DO Card: a Payment Card for Capping Customers’ Carbon Footprint
FACTS
- The Swedish start-up Doconomy launches a one-of-a-kind payment card in partnership with Mastercard. This tool called Do Black Card lets cardholders track and measure their daily purchases’ CO2 footprint.
- Goals: Reduce users’ expenses impact on the climate.
- Offers: just like other mobile banks, such as N26 or Revolut, Doconomy proposes a mobile app enabling users to monitor their bank account and payment card.
- How it works
- This FinTech relies on the Åland Index by Ålandsbanken to analyse and define the carbon impact of each transaction.
- The user chooses a carbon impact not to be exceeded when making purchases.
- They may also compensate for greenhouse gas emissions induced by their consumption through investing in UN-certified carbon offset projects.
- Besides enabling their users to make up for their CO2 footprint, this challenger bank will be adding cashback offers as “DO credits” for investing in sustainable funds.
- A Beta test phase in underway in Sweden.
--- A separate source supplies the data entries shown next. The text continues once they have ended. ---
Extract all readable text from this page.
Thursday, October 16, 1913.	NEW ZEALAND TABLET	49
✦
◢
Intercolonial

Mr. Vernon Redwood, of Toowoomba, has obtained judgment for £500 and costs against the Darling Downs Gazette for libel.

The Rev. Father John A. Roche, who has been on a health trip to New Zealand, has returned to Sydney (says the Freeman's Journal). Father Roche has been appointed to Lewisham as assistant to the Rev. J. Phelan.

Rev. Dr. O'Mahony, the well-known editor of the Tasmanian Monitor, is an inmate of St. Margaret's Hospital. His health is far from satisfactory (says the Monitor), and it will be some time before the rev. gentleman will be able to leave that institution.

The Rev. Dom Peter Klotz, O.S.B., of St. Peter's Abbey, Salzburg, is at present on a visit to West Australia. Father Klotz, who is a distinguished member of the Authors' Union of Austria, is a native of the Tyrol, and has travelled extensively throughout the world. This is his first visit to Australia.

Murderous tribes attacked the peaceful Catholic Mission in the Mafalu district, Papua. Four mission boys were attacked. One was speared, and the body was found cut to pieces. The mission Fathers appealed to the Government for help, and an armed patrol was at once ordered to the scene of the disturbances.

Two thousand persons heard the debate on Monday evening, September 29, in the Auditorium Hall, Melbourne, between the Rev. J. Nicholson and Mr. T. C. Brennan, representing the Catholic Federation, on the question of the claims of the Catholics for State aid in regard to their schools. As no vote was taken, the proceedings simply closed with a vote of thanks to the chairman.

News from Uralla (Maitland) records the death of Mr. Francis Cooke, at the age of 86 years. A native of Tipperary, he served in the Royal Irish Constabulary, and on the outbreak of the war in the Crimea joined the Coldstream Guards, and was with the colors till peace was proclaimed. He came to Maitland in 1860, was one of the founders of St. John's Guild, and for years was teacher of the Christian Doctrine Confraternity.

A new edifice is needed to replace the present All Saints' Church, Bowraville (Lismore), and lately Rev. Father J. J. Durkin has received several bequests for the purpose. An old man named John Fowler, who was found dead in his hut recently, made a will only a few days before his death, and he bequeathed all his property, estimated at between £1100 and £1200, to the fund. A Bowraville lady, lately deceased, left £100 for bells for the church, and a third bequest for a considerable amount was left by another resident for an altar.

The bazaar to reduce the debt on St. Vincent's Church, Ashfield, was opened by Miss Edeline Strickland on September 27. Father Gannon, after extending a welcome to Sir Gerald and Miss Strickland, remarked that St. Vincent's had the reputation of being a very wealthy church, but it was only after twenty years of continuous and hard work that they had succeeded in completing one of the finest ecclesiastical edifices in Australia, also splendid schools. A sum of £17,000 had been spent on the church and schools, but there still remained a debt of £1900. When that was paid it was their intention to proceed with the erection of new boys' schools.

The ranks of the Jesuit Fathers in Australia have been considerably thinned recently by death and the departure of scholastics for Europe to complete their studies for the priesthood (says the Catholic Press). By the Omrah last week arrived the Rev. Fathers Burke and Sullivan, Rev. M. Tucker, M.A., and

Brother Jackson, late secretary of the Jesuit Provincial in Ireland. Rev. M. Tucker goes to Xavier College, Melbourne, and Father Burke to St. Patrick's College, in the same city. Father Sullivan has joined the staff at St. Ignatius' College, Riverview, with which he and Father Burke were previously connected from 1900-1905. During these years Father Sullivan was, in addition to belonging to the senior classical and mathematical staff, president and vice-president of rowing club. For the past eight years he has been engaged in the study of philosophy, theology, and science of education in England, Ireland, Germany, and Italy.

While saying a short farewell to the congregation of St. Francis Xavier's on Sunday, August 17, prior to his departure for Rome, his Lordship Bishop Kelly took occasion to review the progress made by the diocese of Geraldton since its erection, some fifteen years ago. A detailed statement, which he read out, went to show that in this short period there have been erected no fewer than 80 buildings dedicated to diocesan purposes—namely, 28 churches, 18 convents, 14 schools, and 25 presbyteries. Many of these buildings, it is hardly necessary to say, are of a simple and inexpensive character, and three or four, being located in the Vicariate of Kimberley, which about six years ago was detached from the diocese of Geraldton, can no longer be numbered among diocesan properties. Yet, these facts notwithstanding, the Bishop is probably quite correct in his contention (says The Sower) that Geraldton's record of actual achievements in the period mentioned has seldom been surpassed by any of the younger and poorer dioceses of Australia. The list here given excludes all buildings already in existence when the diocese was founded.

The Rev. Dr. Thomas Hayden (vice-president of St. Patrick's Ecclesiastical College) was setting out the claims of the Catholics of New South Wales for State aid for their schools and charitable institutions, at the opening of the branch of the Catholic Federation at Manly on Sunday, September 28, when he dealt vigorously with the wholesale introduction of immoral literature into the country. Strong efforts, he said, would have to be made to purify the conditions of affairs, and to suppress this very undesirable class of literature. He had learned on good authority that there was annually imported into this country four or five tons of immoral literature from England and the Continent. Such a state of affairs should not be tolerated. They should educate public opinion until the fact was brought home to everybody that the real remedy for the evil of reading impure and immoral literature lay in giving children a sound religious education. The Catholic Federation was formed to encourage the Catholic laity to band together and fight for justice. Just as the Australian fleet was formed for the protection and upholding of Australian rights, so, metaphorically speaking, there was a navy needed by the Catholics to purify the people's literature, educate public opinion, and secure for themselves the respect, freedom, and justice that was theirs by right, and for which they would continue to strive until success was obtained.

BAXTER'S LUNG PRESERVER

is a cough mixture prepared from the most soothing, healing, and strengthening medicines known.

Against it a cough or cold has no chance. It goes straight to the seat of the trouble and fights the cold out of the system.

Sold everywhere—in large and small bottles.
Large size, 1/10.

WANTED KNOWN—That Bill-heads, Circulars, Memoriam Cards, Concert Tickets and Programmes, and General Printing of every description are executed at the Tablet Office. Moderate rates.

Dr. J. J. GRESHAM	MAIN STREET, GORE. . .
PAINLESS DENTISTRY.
Other countries may later be addressed. This offer should officially see the day this summer.
CHALLENGES
- Climate crisis. According to the Paris Agreement signed by the United Nations, global greenhouse gas emissions must be halved by 2030 to achieve a climate neutral world by mid-century. By way of achieving this ambitious goal, several players –including Doconomy– bet on enhancing consumers’ awareness through highlighting carbon emissions.
- Game changing card in the age of deconsumerism? According to the Swedish Environmental Protection Agency, consumption accounts for around 60% of all carbon emissions. This considered, Doconomy hopes they can significantly impact people’s relation to consumerism, lead them to favour sustainable options and approaches.
MARKET PERSPECTIVE
- This announcement was made short after the Climate Mobilization Act passed in New York, including a series of bills intended to reduce carbon emissions and mitigating global warming.
- In France, the e-payment FinTech PayGreen crafted a relatively similar solution: an algorithm for assessing carbon emissions owed to ordering online. Customers can then send the equivalent amount to a French association for reforestation.